Возле небольшой деревушки фронтом на юго-запад окапывалась рота московских ополченцев. Неровный пунктир ячеек тянулся от крайних дворов по берегу речушки, заросшей ольхами и ракитником, через пойменный луг, полого поднимавшийся к полю, и по самому полю, где ровными рядами, куда ровнее окопов, стояли в «бабочках» снопы необмолоченного овса.
– Эх! Славные наши колхознички! В гриву-душу их!.. – матерился ротный, оглядываясь то в поле, золотившееся на солнце сияющими снопами, то на свое воинство. Беспокоило его больше, однако, не то, что местные жители не успели обмолотить и, как положено, отправить в закрома родины выращенный урожай, а то, как медленно и неумело окапывались его подчиненные. – Орда! В гриву-душу их!.. Бульварный сброд…
Ротный и сам несколько раз брался за лопату, срезал угол окопа для своего НП, делал ступеньку, чтобы легче было при необходимости выскочить вперед. Вперед… Хватило бы духу удержаться. В гриву-душу… Но ступеньку он все же вырезал.
Глядя на ротного, то же начали делать связисты и первый взвод лейтенанта Багирбекова.
Первый взвод окапывался в центре обороны Третьей роты.
Шаркая остро отточенной малой пехотной лопатой по сырой податливой земле, Мотовилов вдруг поймал себя на мысли, что думает совершенно о другом, не о том, о чем сейчас надо думать. Перед глазами стояло лицо председательши, сияющий матовой белизной кожи овал с темным ртом и глубоко посаженными глазами. Он даже вспомнил ее последние слова, пытаясь восстановить в памяти и то, что она ему сказала, сами слова, и интонацию, с которой они были сказаны, и жесты, и наклон головы.
Красивая женщина, снова подумал он о ней. Хоть и председатель колхоза, лицо, можно сказать, официальное и наполовину казенное, а все же – красивая.

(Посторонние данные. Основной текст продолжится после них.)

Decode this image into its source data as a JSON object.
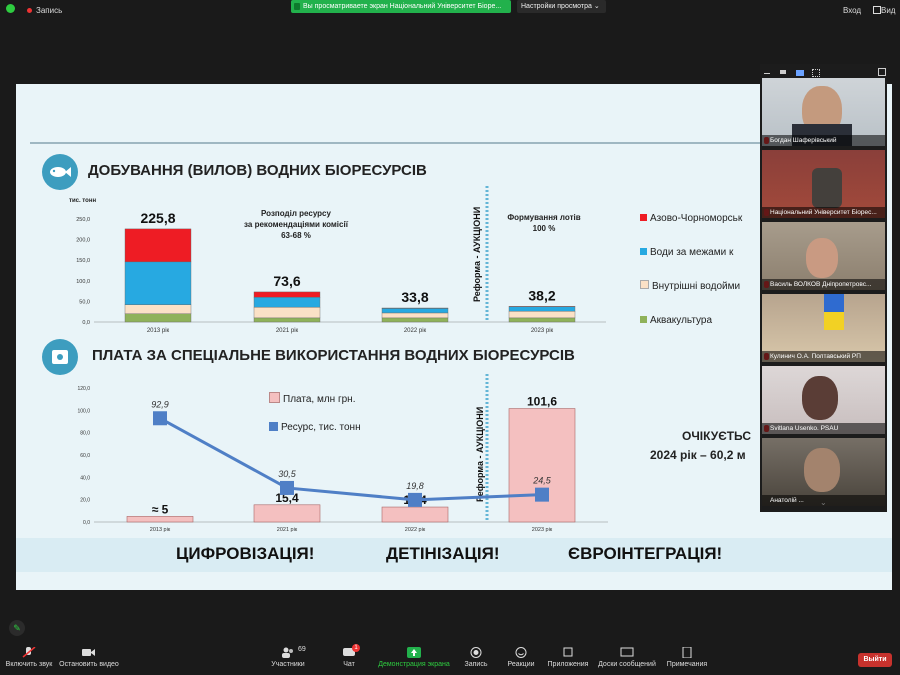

Окапывались ополченцы действительно вяло. Может, потому, что порядком вымотались во время ночного марша и предыдущих нескольких суток, которые для Третьей роты тоже прошли без сна и покоя. Шли пешим ходом от самой станции, волокли на себе не только оружие и боеприпасы, но и все ротное хозяйство. И штатное, и то, что он, Мотовилов, по своей хозяйской привычке прихватил сверх штата. Хоть и тяжело было на марше тащить все нажитое, а не бросишь. В пути не останавливались. Мотовилов гнал свою одинокую роту к месту сосредоточения с тем азартом, с которым разве что у смерти отнимают мгновения, минуты и часы, обреченные ей. А вдруг да удастся обмануть старуху.
Когда взводы рассыпались вдоль поля и речки, перехватив большак, самые шустрые тут же сбегали в деревню, принесли большие лопаты, найденные, видать, в огородах, быстро отрыли свои ячейки и теперь сидели, покуривали и смотрели на кромку леса и извилистый хвост дороги, уходящей на запад. Там, за лесом, куда уводила та единственная дорога, время от времени погромыхивало, глухой грохот то нарастал, то слабел, будто катаясь по земле огромными катками.
Интересно, сколько лет ей? Лет тридцать, не больше. Примерно Тасиных лет…
– Брыкин! В гриву-душу! Что ты копаешь, Брыкин? Ты что, комбайн сюда хочешь загнать? – закричал он вдруг, чтобы сбросить с себя морок посторонних мыслей, которые теперь только мешали, отвлекали от главного.
Перед ним из довольно глубокого окопа встал пожилой боец, поправил пилотку, сбившуюся на затылок, и, приложив ковшиком к потному седому виску крупную мужицкую ладонь, словно для того природой и созданную, чтобы каждодневно выполнять любую физическую работу, спокойным голосом ответил:
– Ячейку, товарищ старший лейтенант. – Боец неуверенно отнял от виска слегка подрагивающую ладонь, утер ею вспотевший лоб и тем же тоном произнес: – Индивидуальную ячейку для стрельбы стоя.